How mortgage automation could help counter 2022 market slowdown

Executive expects origination-focused tech to become increasingly prevalent this year

How mortgage automation could help counter 2022 market slowdown

Technology focused on making the mortgage origination process more efficient for consumers and banks alike will become even more commonplace in 2022, an investor and industry observer has predicted. But there are emerging risks for the industry as it continues to automate.

“It’s a priority that has now hit prime time for a lot of eyes,” said Brian Anderson (pictured), principal and senior director for Nationwide Ventures, a part of Nationwide Insurance.

Anderson noted that the banking industry has increasingly adopted automated technology in recent years focused on improving consumer experience, and helping financial institutions develop mortgage products more efficiently. That technology will become even more important in the coming months as banks seek to collateralize those assets, he said.

The reason why: bankers that sell mortgage assets to the broader capital markets for securities will benefit from cleaner, more accurate data used on the customer side, Anderson explained.

“There’s really two jobs [that] I think are both very much intertwined, the right consumer experience being easy and clean, and then the ingestion and creation of rich data around a mortgage so they can sell both those things are huge,” he said.

There’s more pressure on maximizing technology benefits in the coming year, however, because of expected negative mortgage trends, Anderson noted.

Read more: Originators - going the way of the Dodo?

“I think the broader challenge is that mortgage originations are cyclically projected to decline for the next couple of years for a few reasons,” he said. “So it’s going to put a lot of pressure on financial institutions and mortgage bankers and so on to create good experiences, invest in technology and great, great files.”

That’s where technology improvements could make a big difference. Indeed, mortgage origination has already been slowing down.

Mortgage originations dipped for the third month in a row in November, according to a recent Black Knight report. Overall rate lock volumes dropped nearly 5% through the month – a trend dovetailing with news that the Fed would taper back its purchase of mortgage backed securities and Treasury bonds. The new Omicron variant has also been a factor, Black Knight Secondary Marketing Technologies President Scott Happ said in December.

Beyond that, however, technology could have a lasting impact on the industry. Mortgage technology and automation advances could transform loan officers and mortgage brokers into outdated career choices, Souren Sarkar, CEO of Miami-based IT consulting firm Nexval, recently told Mortgage Professional America.

“It’s probably only a matter of time.
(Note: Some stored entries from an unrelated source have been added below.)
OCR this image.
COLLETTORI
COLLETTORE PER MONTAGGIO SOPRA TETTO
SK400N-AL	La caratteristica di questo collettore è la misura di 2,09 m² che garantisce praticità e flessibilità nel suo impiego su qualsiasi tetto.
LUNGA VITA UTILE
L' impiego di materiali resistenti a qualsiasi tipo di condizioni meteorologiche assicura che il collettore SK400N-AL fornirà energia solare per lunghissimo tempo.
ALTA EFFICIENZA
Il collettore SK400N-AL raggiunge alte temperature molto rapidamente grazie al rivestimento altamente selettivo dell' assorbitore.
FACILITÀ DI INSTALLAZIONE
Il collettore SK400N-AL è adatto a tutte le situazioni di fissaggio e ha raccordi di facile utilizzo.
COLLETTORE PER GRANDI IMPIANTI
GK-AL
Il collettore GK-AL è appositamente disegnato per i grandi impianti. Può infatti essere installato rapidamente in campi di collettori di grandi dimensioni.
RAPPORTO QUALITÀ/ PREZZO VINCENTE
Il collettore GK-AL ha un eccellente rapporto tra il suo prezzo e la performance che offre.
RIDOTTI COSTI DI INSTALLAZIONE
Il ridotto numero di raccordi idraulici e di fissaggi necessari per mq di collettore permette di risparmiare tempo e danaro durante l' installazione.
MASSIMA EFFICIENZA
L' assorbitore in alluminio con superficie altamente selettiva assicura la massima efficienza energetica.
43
I see that as inevitable as driverless cars in the future,” Sarkar said.

Who does it best?

Anderson said that Blend Labs (BLND), which launched its IPO in July, is an example of a company that’s excelling with automated mortgage technology. The mortgage software innovator had a record year in 2020, thanks to low interest rates resulting from the pandemic and the subsequent soaring demand for online financial services.

“Blend is one of the better companies [with] really interesting strategies,” Anderson said. “They’ve always… gone after banking and mortgage but they’ve thought about all of embedded finance, and sort of being an infrastructure play for finance, and I think that they do a pretty good job of inventing products for mortgage very, very well. They also operate in the adjacent product categories.”

Read next: Can artificial intelligence boost the mortgage industry?

Innovation or not, tech advances must keep customer needs first and find ways to address what Anderson said is a crucial question: How do you make the consumer experience incredibly easy and simple?

“Many people have lived through the mortgage origination process where it is literally run via your email inbox,” Anderson said. “It is a less than ideal way of digitally sharing information.”

Cryptographic securities and assets

Anderson said that distributed finance, an emerging financial technology, will be another high-tech mortgage trend to watch. It involves using cryptocurrency and blockchain to manage financial transactions, Forbes noted.

“Distributed finance hasn’t made a big impact, [such as the creation of] cryptographic securities and assets,” Anderson explained. But, he said, it will be something to follow down the line.

“That’s something to watch as distributed finance [produces] the ability to create more flexible and organic pools of capital,” he said. “Using [distributed finance] is an interesting opportunity.”

Nationwide is an investor in companies including Matic, which provides homeowners insurance through the mortgage process in numerous platforms.